Writing in Parliament’s House Magazine on March 3, Alistair Lexden touched both light-heartedly and more seriously on some of his activities in the Lords at an important moment in his history as it debated the government’s European Union (Notification of Withdrawal) Bill.
You can read the full article below or download it at the bottom of the page.
Lord Lexden is surprised by the origins of an old Tory motto – and finds in it a pertinent reminder for ministers to make good their pledges on the rights of EU citizens
Listening to well-judged speeches by Natalie Evans and George Bridges at the start and conclusion of the Second Reading debate on the EU Notification of Withdrawal Bill last week, I reflected on the useful contribution to political life made by the Conservative Research Department established nearly 90 years ago in Stanley Baldwin’s time. George passed through it in the early 1990s preceded by Jonathan Hill amongst others; Natalie followed some ten years later.
There are now 19 of us in the Lords. We are no tight-knit political mafia, dedicated to a common agenda. Our paths are diverse, leading sometimes to unexpected destinations. Alan Howarth, a former director of the department, delivered another of his powerful speeches on why we should get out of the EU from the Labour benches last week.
My own (so far small) contribution to our Article 50 discussions has not been distinguished. At the end of his Second Reading speech, Dick Newby rallied the Lib Dems with the famous phrase “Trust the People”, attributing it to Gladstone. I sent him a note, claiming it for Lord Randolph Churchill as Tories have always done since 1884 when Sir Winston’s adored father included it in a speech in Birmingham.
In a charming reply Dick sent me a quotation from Gladstone in 1878 which did not quite fit the bill. However, I found he was absolutely right when I looked up the Churchill oration delivered during the Gladstone’s second ministry. Churchill referred to “a sentence which fell from the prime minister, when, leaning over the table [in the Commons] and addressing directly the Tory party, he said to them, ‘Trust the people’. I have long tried to make that my motto”. In that way the phrase passed into the Tory vocabulary.
I get a weekly reminder of the need for the most careful attention to detail every Wednesday at meetings of the Joint Committee on Statutory Instruments. Our cross-party Lords group is assiduous in scrutinising the drafts of such measures as the Contracts for Difference (Standard Terms) (Amendment) Regulations 2017. The phalanx of omniscient lawyers who advise us send firmly worded memoranda to government departments pointing out the flaws in their drafting, and check carefully to ensure that powers given under primary legislation are not misused. The House as a whole might find it useful to hear about our labours, and so we propose for the first time to produce an annual report, along with a request for a debate.

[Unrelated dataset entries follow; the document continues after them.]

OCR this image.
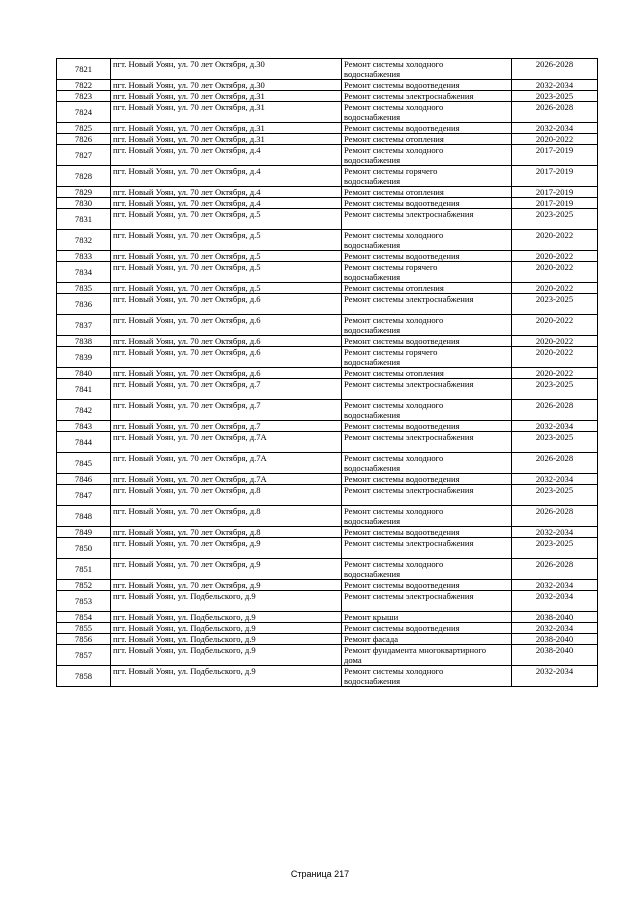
7821	пгт. Новый Уоян, ул. 70 лет Октября, д.30	Ремонт системы холодного
водоснабжения	2026-2028
7822	пгт. Новый Уоян, ул. 70 лет Октября, д.30	Ремонт системы водоотведения	2032-2034
7823	пгт. Новый Уоян, ул. 70 лет Октября, д.31	Ремонт системы электроснабжения	2023-2025
7824	пгт. Новый Уоян, ул. 70 лет Октября, д.31	Ремонт системы холодного
водоснабжения	2026-2028
7825	пгт. Новый Уоян, ул. 70 лет Октября, д.31	Ремонт системы водоотведения	2032-2034
7826	пгт. Новый Уоян, ул. 70 лет Октября, д.31	Ремонт системы отопления	2020-2022
7827	пгт. Новый Уоян, ул. 70 лет Октября, д.4	Ремонт системы холодного
водоснабжения	2017-2019
7828	пгт. Новый Уоян, ул. 70 лет Октября, д.4	Ремонт системы горячего
водоснабжения	2017-2019
7829	пгт. Новый Уоян, ул. 70 лет Октября, д.4	Ремонт системы отопления	2017-2019
7830	пгт. Новый Уоян, ул. 70 лет Октября, д.4	Ремонт системы водоотведения	2017-2019
7831	пгт. Новый Уоян, ул. 70 лет Октября, д.5	Ремонт системы электроснабжения	2023-2025
7832	пгт. Новый Уоян, ул. 70 лет Октября, д.5	Ремонт системы холодного
водоснабжения	2020-2022
7833	пгт. Новый Уоян, ул. 70 лет Октября, д.5	Ремонт системы водоотведения	2020-2022
7834	пгт. Новый Уоян, ул. 70 лет Октября, д.5	Ремонт системы горячего
водоснабжения	2020-2022
7835	пгт. Новый Уоян, ул. 70 лет Октября, д.5	Ремонт системы отопления	2020-2022
7836	пгт. Новый Уоян, ул. 70 лет Октября, д.6	Ремонт системы электроснабжения	2023-2025
7837	пгт. Новый Уоян, ул. 70 лет Октября, д.6	Ремонт системы холодного
водоснабжения	2020-2022
7838	пгт. Новый Уоян, ул. 70 лет Октября, д.6	Ремонт системы водоотведения	2020-2022
7839	пгт. Новый Уоян, ул. 70 лет Октября, д.6	Ремонт системы горячего
водоснабжения	2020-2022
7840	пгт. Новый Уоян, ул. 70 лет Октября, д.6	Ремонт системы отопления	2020-2022
7841	пгт. Новый Уоян, ул. 70 лет Октября, д.7	Ремонт системы электроснабжения	2023-2025
7842	пгт. Новый Уоян, ул. 70 лет Октября, д.7	Ремонт системы холодного
водоснабжения	2026-2028
7843	пгт. Новый Уоян, ул. 70 лет Октября, д.7	Ремонт системы водоотведения	2032-2034
7844	пгт. Новый Уоян, ул. 70 лет Октября, д.7А	Ремонт системы электроснабжения	2023-2025
7845	пгт. Новый Уоян, ул. 70 лет Октября, д.7А	Ремонт системы холодного
водоснабжения	2026-2028
7846	пгт. Новый Уоян, ул. 70 лет Октября, д.7А	Ремонт системы водоотведения	2032-2034
7847	пгт. Новый Уоян, ул. 70 лет Октября, д.8	Ремонт системы электроснабжения	2023-2025
7848	пгт. Новый Уоян, ул. 70 лет Октября, д.8	Ремонт системы холодного
водоснабжения	2026-2028
7849	пгт. Новый Уоян, ул. 70 лет Октября, д.8	Ремонт системы водоотведения	2032-2034
7850	пгт. Новый Уоян, ул. 70 лет Октября, д.9	Ремонт системы электроснабжения	2023-2025
7851	пгт. Новый Уоян, ул. 70 лет Октября, д.9	Ремонт системы холодного
водоснабжения	2026-2028
7852	пгт. Новый Уоян, ул. 70 лет Октября, д.9	Ремонт системы водоотведения	2032-2034
7853	пгт. Новый Уоян, ул. Подбельского, д.9	Ремонт системы электроснабжения	2032-2034
7854	пгт. Новый Уоян, ул. Подбельского, д.9	Ремонт крыши	2038-2040
7855	пгт. Новый Уоян, ул. Подбельского, д.9	Ремонт системы водоотведения	2032-2034
7856	пгт. Новый Уоян, ул. Подбельского, д.9	Ремонт фасада	2038-2040
7857	пгт. Новый Уоян, ул. Подбельского, д.9	Ремонт фундамента многоквартирного
дома	2038-2040
7858	пгт. Новый Уоян, ул. Подбельского, д.9	Ремонт системы холодного
водоснабжения	2032-2034
Страница 217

I devoted much of the weekend to reading recent scholarly work on Baldwin. I am giving a lecture on him which will be broadcast on the BBC Parliament Channel in April. He was far from thrilled to come to the Lords in 1937 at the end of a remarkably successful 14-year period as Tory leader, noting wryly that “there is perhaps a certain retributive justice in it as I have sent so many others there hoping never to see their faces again”.
On Monday I prepared some brief remarks for our first committee day on the Article 50 Bill, concentrating mainly on future border arrangements between Northern Ireland and its southern neighbour. It seemed to me that detailed discussion would be much more appropriate when we come to scrutinise the results of the government’s negotiations in due course. But the House was in no mood for brevity. A most impressive speech by Peter Hain was the prelude to a two-hour debate on Irish issues. My points were made – more than once – by others. The speech went undelivered.
On Wednesday morning I turned to material sent to me by expatriate friends in a newly formed group campaigning to safeguard the rights of British citizens in the EU and of EU citizens in Britain. There will be strong support for an amendment to the Bill in their interests. But I remain unconvinced that the Lords should try to place binding instructions on the government. Ministers have given firm pledges. They know they have to redeem them in the long Brexit negotiations that are to come if they are to win the approval of Parliament and the trust of the people.